A guide for ENGL 2501 and ENGL 3801
We’re closing out a week in which we talked about police reporting in my introductory journalism class. On Friday, the class discussion focuses on questions newsrooms face in the Internet age: should a publication remove an arrest story from its website if the person isn’t convicted? Should it remove a story if a person who is convicted says it’s preventing them from getting employment?
We’re also talking about Massachusetts’ new ban on the release of the names of person arrested on domestic violence charges. When I made note of that on Facebook just now, MetroWest Daily News crime reporter Norman Miller (students will be meeting Norm later this semester, if crime cooperates) reminded me the moratorium is technically supposed to last for four hours after arrest. That still isn’t preventing local logs from looking like redacted FBI documents.
Just in time for the discussion comes this article on Deadspin, in which a former crime reporter, in light of the Ray Rice suspension from football following the release of a video that shows him beating his now-wife, recounts how covering women’s murders had a routine:
It’s amazing how routine abuse can become. That’s why, whenever a woman turned up dead in South Florida, I knew exactly what to do.

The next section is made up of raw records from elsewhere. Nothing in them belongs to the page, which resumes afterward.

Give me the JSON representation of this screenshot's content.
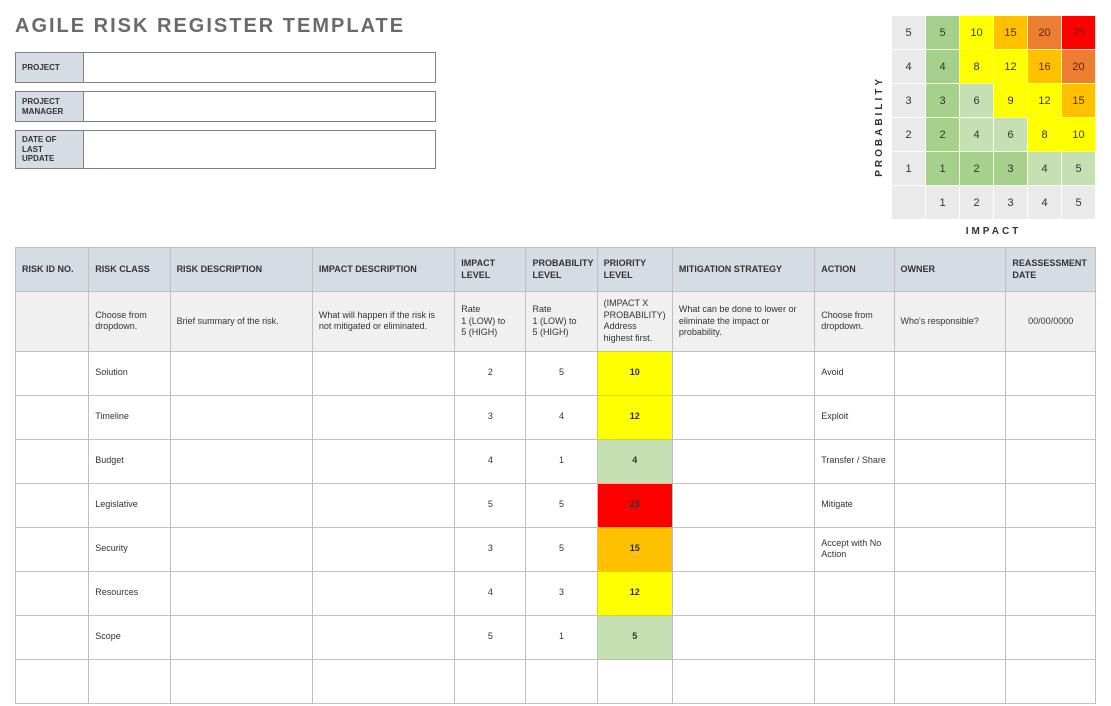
{
  "title": "AGILE RISK REGISTER TEMPLATE",
  "meta": {
    "project_label": "PROJECT",
    "project_value": "",
    "manager_label": "PROJECT MANAGER",
    "manager_value": "",
    "date_label": "DATE OF LAST UPDATE",
    "date_value": ""
  },
  "matrix": {
    "ylabel": "PROBABILITY",
    "xlabel": "IMPACT",
    "row_scales": [
      "5",
      "4",
      "3",
      "2",
      "1"
    ],
    "col_scales": [
      "1",
      "2",
      "3",
      "4",
      "5"
    ],
    "cells": [
      [
        {
          "v": "5",
          "c": "c-green"
        },
        {
          "v": "10",
          "c": "c-yellow"
        },
        {
          "v": "15",
          "c": "c-orange"
        },
        {
          "v": "20",
          "c": "c-dorange"
        },
        {
          "v": "25",
          "c": "c-red"
        }
      ],
      [
        {
          "v": "4",
          "c": "c-green"
        },
        {
          "v": "8",
          "c": "c-yellow"
        },
        {
          "v": "12",
          "c": "c-yellow"
        },
        {
          "v": "16",
          "c": "c-orange"
        },
        {
          "v": "20",
          "c": "c-dorange"
        }
      ],
      [
        {
          "v": "3",
          "c": "c-green"
        },
        {
          "v": "6",
          "c": "c-lime"
        },
        {
          "v": "9",
          "c": "c-yellow"
        },
        {
          "v": "12",
          "c": "c-yellow"
        },
        {
          "v": "15",
          "c": "c-orange"
        }
      ],
      [
        {
          "v": "2",
          "c": "c-green"
        },
        {
          "v": "4",
          "c": "c-lime"
        },
        {
          "v": "6",
          "c": "c-lime"
        },
        {
          "v": "8",
          "c": "c-yellow"
        },
        {
          "v": "10",
          "c": "c-yellow"
        }
      ],
      [
        {
          "v": "1",
          "c": "c-green"
        },
        {
          "v": "2",
          "c": "c-green"
        },
        {
          "v": "3",
          "c": "c-green"
        },
        {
          "v": "4",
          "c": "c-lime"
        },
        {
          "v": "5",
          "c": "c-lime"
        }
      ]
    ]
  },
  "register": {
    "headers": {
      "id": "RISK ID NO.",
      "class": "RISK CLASS",
      "rdesc": "RISK DESCRIPTION",
      "idesc": "IMPACT DESCRIPTION",
      "il": "IMPACT LEVEL",
      "pl": "PROBABILITY LEVEL",
      "pr": "PRIORITY LEVEL",
      "mit": "MITIGATION STRATEGY",
      "act": "ACTION",
      "own": "OWNER",
      "date": "REASSESSMENT DATE"
    },
    "hints": {
      "id": "",
      "class": "Choose from dropdown.",
      "rdesc": "Brief summary of the risk.",
      "idesc": "What will happen if the risk is not mitigated or eliminated.",
      "il": "Rate\n1 (LOW) to\n5 (HIGH)",
      "pl": "Rate\n1 (LOW) to\n5 (HIGH)",
      "pr": "(IMPACT X PROBABILITY)\nAddress highest first.",
      "mit": "What can be done to lower or eliminate the impact or probability.",
      "act": "Choose from dropdown.",
      "own": "Who's responsible?",
      "date": "00/00/0000"
    },
    "rows": [
      {
        "class": "Solution",
        "il": "2",
        "pl": "5",
        "pr": "10",
        "prc": "c-yellow",
        "act": "Avoid"
      },
      {
        "class": "Timeline",
        "il": "3",
        "pl": "4",
        "pr": "12",
        "prc": "c-yellow",
        "act": "Exploit"
      },
      {
        "class": "Budget",
        "il": "4",
        "pl": "1",
        "pr": "4",
        "prc": "c-lime",
        "act": "Transfer / Share"
      },
      {
        "class": "Legislative",
        "il": "5",
        "pl": "5",
        "pr": "25",
        "prc": "c-red",
        "act": "Mitigate"
      },
      {
        "class": "Security",
        "il": "3",
        "pl": "5",
        "pr": "15",
        "prc": "c-orange",
        "act": "Accept with No Action"
      },
      {
        "class": "Resources",
        "il": "4",
        "pl": "3",
        "pr": "12",
        "prc": "c-yellow",
        "act": ""
      },
      {
        "class": "Scope",
        "il": "5",
        "pl": "1",
        "pr": "5",
        "prc": "c-lime",
        "act": ""
      },
      {
        "class": "",
        "il": "",
        "pl": "",
        "pr": "",
        "prc": "",
        "act": ""
      }
    ]
  }
}
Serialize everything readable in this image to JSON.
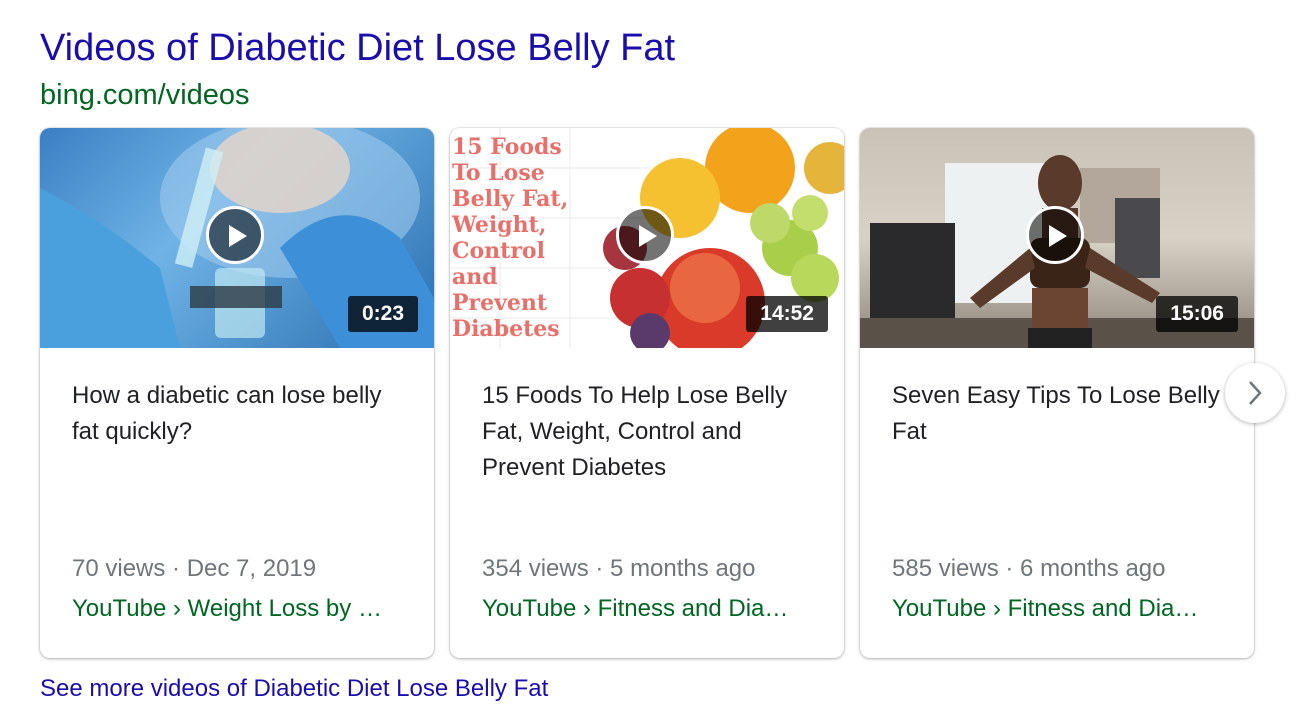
{
  "header": {
    "title": "Videos of Diabetic Diet Lose Belly Fat",
    "source": "bing.com/videos"
  },
  "cards": [
    {
      "duration": "0:23",
      "title": "How a diabetic can lose belly fat quickly?",
      "meta": "70 views · Dec 7, 2019",
      "path": "YouTube › Weight Loss by …"
    },
    {
      "duration": "14:52",
      "title": "15 Foods To Help Lose Belly Fat, Weight, Control and Prevent Diabetes",
      "meta": "354 views · 5 months ago",
      "path": "YouTube › Fitness and Dia…",
      "thumb_text": "15 Foods\nTo Lose\nBelly Fat,\nWeight,\nControl\nand\nPrevent\nDiabetes"
    },
    {
      "duration": "15:06",
      "title": "Seven Easy Tips To Lose Belly Fat",
      "meta": "585 views · 6 months ago",
      "path": "YouTube › Fitness and Dia…"
    }
  ],
  "footer": {
    "see_more": "See more videos of Diabetic Diet Lose Belly Fat"
  },
  "icons": {
    "play": "play-icon",
    "next": "chevron-right-icon"
  },
  "colors": {
    "link": "#1a0dab",
    "source_green": "#006621",
    "meta_gray": "#70757a"
  }
}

First, find the old restraining order she’d let expire. Second, pull the file from the courthouse. Finally, find the letter inside in which she’d told the court her boyfriend or husband promised he would never hit her again. Because he’s a changed man. Because this was a one-time incident. Because I’m at fault, too. Because this is not a reflection of our relationship. He’ll never hit me again, the dead women had pleaded—just like Janay Rice did, on national television.
I’m writing this the night before this class discussion, so if and when my students read this, it will likely be after that. Still a worthwhile read.